Share

Pagi Berdarah

Juan masuk ke dalam mobil SUV berwarna biru yang terparkir tidak jauh darinya. Setelah menyalakan penerangan di dalam mobil, kedua tangan Juan membuka lipatan kertas dari Antonio tadi.

Bola matanya menyapu seluruh tulisan yang tertera di sana. Beberapa detik kemudian, ia menyalakan mesin mobilnya. Dering ponsel di saku Juan berbarengan dengan deru mesin mobil yang ia tumpangi.

"Ya?" Juan mendekatkan ponselnya ke telinga setelah menggeser ikon telepon berwarna hijau pada layar.

"Segera ambil barangnya sebelum Master kembali ke markas pusat sore ini," ujar seseorang dari seberang telepon.

"Tenang saja, aku sudah mendapatkan alamat dan kata sandinya dari Tuan Antonio." tukas Juan sembari melirik kertas di tangannya.

"Ah iya, jangan lupakan tugas tambahanmu, Tuan Muda."

"Hampir saja aku lupa," Juan langsung mematikan sambungan telepon sebelum lawan bicaranya menjawab.

Ia tertegun sejenak, mengamati jalanan lengang yang mulai terang karena hari hampir mencapai pagi. Juan menyimpan kertas lusuh tadi di dalam saku dan menggantikan genggamannya dengan sebuah kotak berwarna biru muda dengan ukuran sedang.

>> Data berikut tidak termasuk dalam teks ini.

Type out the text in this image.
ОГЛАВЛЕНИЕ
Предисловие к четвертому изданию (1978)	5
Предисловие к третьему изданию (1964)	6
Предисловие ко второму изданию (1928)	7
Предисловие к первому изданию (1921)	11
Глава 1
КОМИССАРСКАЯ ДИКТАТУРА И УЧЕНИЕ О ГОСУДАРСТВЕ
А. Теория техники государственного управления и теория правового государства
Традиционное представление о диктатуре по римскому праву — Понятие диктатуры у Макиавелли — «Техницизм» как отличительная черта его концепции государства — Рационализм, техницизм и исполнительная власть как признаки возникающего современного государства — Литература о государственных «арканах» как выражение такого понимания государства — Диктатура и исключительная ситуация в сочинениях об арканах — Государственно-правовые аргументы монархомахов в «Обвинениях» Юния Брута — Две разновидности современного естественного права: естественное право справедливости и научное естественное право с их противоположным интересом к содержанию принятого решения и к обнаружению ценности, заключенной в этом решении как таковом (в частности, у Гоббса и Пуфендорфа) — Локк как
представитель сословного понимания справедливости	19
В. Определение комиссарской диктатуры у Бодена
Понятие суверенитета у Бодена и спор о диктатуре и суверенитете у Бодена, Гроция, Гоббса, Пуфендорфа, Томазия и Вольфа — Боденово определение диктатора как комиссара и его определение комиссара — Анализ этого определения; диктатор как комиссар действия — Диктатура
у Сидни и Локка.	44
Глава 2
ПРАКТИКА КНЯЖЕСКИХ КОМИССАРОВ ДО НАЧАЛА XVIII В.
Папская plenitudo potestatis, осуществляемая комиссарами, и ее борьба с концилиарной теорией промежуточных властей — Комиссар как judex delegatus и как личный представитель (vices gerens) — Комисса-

Lelaki tinggi semampai itu keluar dari mobil dan masuk ke dalam apartemen yang terletak tepat di seberang jalan. Bak mata elang, pengelihatannya selalu jeli mengawasi sekitar. Demi memuaskan hati sang Master, ia harus menjalankan tugasnya dengan mulus.

Juan naik ke lantai delapan melalui tangga darurat. Langkahnya terus melaju hingga sampai di depan sebuah pintu dengan nomor 288. Telunjuknya memencet bel beberapa kali.

'Peter benar, aku hanya perlu melakukan perintah saja.' ia bergumam di dalam hati.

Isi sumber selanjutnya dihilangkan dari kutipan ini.